Me pregunto si, aunque estamos bien organizados (años atrás, cuando el ejército alemán era considerado el mejor instruido, mejor dirigido y mejor organizado del mundo, solíamos escuchar que una evaluación sobre nosotros era, en efecto, la siguiente), ¿estamos tan bien organizados como lo estaba el ejército alemán? Nuestra organización es perfecta. No tenemos excusa ni justificación para no hacer lo que el Señor espera que hagamos, salvo nuestra propia indiferencia, falta de disposición o pereza.

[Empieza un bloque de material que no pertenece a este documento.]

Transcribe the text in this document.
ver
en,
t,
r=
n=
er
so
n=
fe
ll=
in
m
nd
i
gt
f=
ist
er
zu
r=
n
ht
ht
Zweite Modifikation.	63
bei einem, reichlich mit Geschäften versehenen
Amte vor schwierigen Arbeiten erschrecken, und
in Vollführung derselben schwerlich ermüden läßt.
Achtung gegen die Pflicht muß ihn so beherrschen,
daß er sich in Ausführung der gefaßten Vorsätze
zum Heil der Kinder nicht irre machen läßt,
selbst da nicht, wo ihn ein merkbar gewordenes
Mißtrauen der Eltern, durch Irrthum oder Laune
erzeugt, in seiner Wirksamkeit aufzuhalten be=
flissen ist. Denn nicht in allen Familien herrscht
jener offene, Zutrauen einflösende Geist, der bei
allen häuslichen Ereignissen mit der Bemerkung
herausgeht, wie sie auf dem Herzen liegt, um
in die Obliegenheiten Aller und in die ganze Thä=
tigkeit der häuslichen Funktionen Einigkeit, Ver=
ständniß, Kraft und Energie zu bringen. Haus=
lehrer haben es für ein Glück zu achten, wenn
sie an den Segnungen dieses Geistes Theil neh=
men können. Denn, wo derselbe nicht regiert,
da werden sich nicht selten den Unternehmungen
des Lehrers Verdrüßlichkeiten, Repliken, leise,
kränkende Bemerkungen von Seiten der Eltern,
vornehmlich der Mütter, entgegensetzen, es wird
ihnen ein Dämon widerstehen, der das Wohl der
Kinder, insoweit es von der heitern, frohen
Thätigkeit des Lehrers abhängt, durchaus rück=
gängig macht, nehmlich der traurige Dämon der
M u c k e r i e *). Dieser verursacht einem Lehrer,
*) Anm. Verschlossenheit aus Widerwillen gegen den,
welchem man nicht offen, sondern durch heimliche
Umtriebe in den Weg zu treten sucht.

Hermanos, creo que esta es una tremenda responsabilidad. ¿Y cómo la enfrentaremos? Vuelvo al tema del cual he hablado desde que comencé a dirigirme a ustedes: la unidad. Quiero tomarme el tiempo, con su permiso, para leer parte de quizás la oración más grande de la que tenemos registro: aquella oración que pronunció el Salvador la noche antes de la crucifixión, después de que él y los discípulos salieron del Aposento Alto y se dirigieron al monte. Es la oración en la que, casi al inicio, Jesús declara:

“Y esta es la vida eterna: que te conozcan a ti, el único Dios verdadero, y a Jesucristo, a quien has enviado.” Juan 17:3

Y si me permiten, quisiera leer la mayor parte del resto de esa oración. Fue pronunciada en favor de los discípulos por el mismo Jesús, y ustedes, hermanos que están aquí, portadores del Sacerdocio de Melquisedec, poseen precisamente ese mismo sacerdocio, gozan, creo yo, de los mismos derechos, poderes y llaves que ellos disfrutaron. Y quiero leerles esto como un recordatorio de cómo el Señor oró por ellos. Estoy leyendo del capítulo 17 de Juan:

“Porque las palabras que me diste, les he dado; y ellos las recibieron, y han conocido verdaderamente que salí de ti, y han creído que tú me enviaste.
Yo ruego por ellos; no ruego por el mundo, sino por los que me diste, porque tuyos son.
Y todo lo mío es tuyo, y lo tuyo mío; y he sido glorificado en ellos.”
(Está hablando de aquellos, repito, que poseen el mismo sacerdocio que ustedes, hermanos que están aquí delante de mí, portadores del Sacerdocio de Melquisedec.)
“Y ya no estoy en el mundo; mas éstos están en el mundo, y yo voy a ti. Padre Santo, a los que me has dado, guárdalos en tu nombre, para que sean uno, así como nosotros.
Cuando estaba con ellos en el mundo, yo los guardaba en tu nombre; a los que me diste, yo los guardé, y ninguno de ellos se perdió, sino el hijo de perdición, para que se cumpliese la Escritura.
Pero ahora voy a ti, y hablo esto en el mundo, para que tengan mi gozo cumplido en sí mismos.
Yo les he dado tu palabra; y el mundo los aborreció porque no son del mundo, como tampoco yo soy del mundo.
No ruego que los quites del mundo, sino que los guardes del mal.
No son del mundo, como tampoco yo soy del mundo.
Santifícalos en tu verdad; tu palabra es verdad.
Como tú me enviaste al mundo, así yo los he enviado al mundo.
Y por ellos yo me santifico a mí mismo, para que también ellos sean santificados en la verdad.
Mas no ruego solamente por éstos, sino también por los que han de creer en mí por la palabra de ellos;
Para que todos sean uno; como tú, oh Padre, en mí, y yo en ti, que también ellos sean uno en nosotros; para que el mundo crea que tú me enviaste.
La gloria que me diste, yo les he dado, para que sean uno, así como nosotros somos uno.
Yo en ellos, y tú en mí, para que sean perfectos en unidad, para que el mundo conozca que tú me enviaste, y que los has amado a ellos como también a mí me has amado.
Padre, aquellos que me has dado, quiero que donde yo estoy, también ellos estén conmigo, para que vean mi gloria que me has dado; porque me has amado desde antes de la fundación del mundo.
Padre justo, el mundo no te ha conocido, pero yo te he conocido, y éstos han conocido que tú me enviaste.
Y les he dado a conocer tu nombre, y lo daré a conocer aún, para que el amor con que me has amado esté en ellos, y yo en ellos.”
—Juan 17:8–26

Hermanos, considero que esa es una oración ofrecida por nosotros, tan aplicable a nosotros como lo fue para los apóstoles en cuyo favor inmediato Cristo estaba intercediendo.

Que el Señor nos conceda la unidad, la fe, los poderes por los cuales él oró para que sus discípulos los tuvieran, es mi humilde oración, en el nombre de Jesús. Amén.